The four-page letter, sent by Al Rush, principal of Echelon Wealthcare, highlights an 'anomaly' between the principle of redress as set out by the FCA's final guidance 17/9 and how, and how much, redress is paid out.
He warned not only can this vary widely between transfer victims whose cases are markedly similar, based on the performance of the market and the inflation index every quarter, but also a lump-sum payment into a bank or similar account goes against what the purpose of compensation was - namely to protect pension income.
On the first point - that of the way redress is calculated - Rush told Rathi in the letter that DB transfer victims are expected to carry market risk in the redress methodology - but that risk would not have existed had they not transferred.

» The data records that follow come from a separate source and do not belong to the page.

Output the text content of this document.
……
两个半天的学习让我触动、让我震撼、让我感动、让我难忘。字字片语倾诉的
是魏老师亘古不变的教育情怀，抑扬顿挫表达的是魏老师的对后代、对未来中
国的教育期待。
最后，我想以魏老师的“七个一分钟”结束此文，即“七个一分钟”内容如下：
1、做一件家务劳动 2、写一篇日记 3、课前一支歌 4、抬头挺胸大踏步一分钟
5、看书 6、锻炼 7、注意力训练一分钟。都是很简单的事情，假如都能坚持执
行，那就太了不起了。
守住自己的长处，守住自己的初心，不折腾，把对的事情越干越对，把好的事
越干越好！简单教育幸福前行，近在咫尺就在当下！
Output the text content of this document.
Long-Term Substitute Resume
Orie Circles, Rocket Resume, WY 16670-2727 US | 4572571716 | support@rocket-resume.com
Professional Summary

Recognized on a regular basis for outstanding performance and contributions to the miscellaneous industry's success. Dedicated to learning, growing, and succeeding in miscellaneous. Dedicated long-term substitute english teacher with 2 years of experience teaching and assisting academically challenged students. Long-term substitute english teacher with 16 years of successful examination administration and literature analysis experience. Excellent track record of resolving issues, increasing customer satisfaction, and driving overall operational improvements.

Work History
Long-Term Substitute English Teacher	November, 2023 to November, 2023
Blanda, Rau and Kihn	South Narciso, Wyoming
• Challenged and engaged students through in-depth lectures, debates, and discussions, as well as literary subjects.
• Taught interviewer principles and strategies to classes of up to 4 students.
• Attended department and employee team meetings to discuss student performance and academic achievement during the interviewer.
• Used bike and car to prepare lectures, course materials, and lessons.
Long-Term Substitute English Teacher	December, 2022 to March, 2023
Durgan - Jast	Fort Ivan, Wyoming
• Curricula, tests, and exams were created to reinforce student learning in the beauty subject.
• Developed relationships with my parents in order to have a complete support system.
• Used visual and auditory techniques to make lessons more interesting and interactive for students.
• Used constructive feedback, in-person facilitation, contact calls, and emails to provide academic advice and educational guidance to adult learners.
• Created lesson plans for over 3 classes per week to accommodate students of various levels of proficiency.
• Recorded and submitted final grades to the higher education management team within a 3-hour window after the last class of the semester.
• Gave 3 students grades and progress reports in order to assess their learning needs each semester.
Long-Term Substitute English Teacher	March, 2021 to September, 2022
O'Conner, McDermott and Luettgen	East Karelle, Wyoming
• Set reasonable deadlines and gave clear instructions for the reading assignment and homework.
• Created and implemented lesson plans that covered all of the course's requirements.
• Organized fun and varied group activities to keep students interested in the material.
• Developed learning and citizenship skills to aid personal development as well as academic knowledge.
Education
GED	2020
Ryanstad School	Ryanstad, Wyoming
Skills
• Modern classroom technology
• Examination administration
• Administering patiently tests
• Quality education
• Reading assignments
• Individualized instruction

The letter explained: "Effectively, FG17/9 methodology compels steelworkers to take excessive risk over sustained time to achieve an outcome similar to that which they would have achieved had they stayed in the scheme.
"But market risk simply does not exist for steelworkers in the new British Steel Pension Scheme or the Pension Protection Fund."
They will then have to manage their lump sum payout themselves; if they invest, they will be subject to market risk and sharp corrections.
But it also highlighted that two steelworkers with very similar pension pots, invested into the same funds by the same adviser who transferred them out, might end up with "wildly differing compensation, because the loss for each other was calculated a week or so apart.
"This is due to something economically catastrophic or beneficial occurring between the two calculations."
He urged a new compensation methodology to be considered that would reduce some of the volatility campaigners are seeing in the redress being awarded to steelworkers and others.
The letter also calls for the FCA and compensatory bodies to consider deferring paying the lump-sum until retirement, given the redress is specifically based on a pension pot that was supposed to have lasted the transfer victim into retirement.
The letter came after a meeting with the FCA, Rush and others involved in helping former British Steel Pension Scheme members get redress for alleged misadvice to transfer out of their DB scheme.
Philippa Hann, partner at Clarke Willmott, the law firm helping former BSPS members, commented: "After two-and-a-half years of banging the drum, and seven meetings with a changing number of the FCA's representatives, it finally felt like we were genuinely being listened to by people who want to see change. Time will tell but I'm hopeful."
Last week, FTAdviser reported that DB transfer victims could be receiving a payout of an average of 40 per cent less than the £85,000 maximum from the Financial Services Compensation Scheme thanks to the methodology.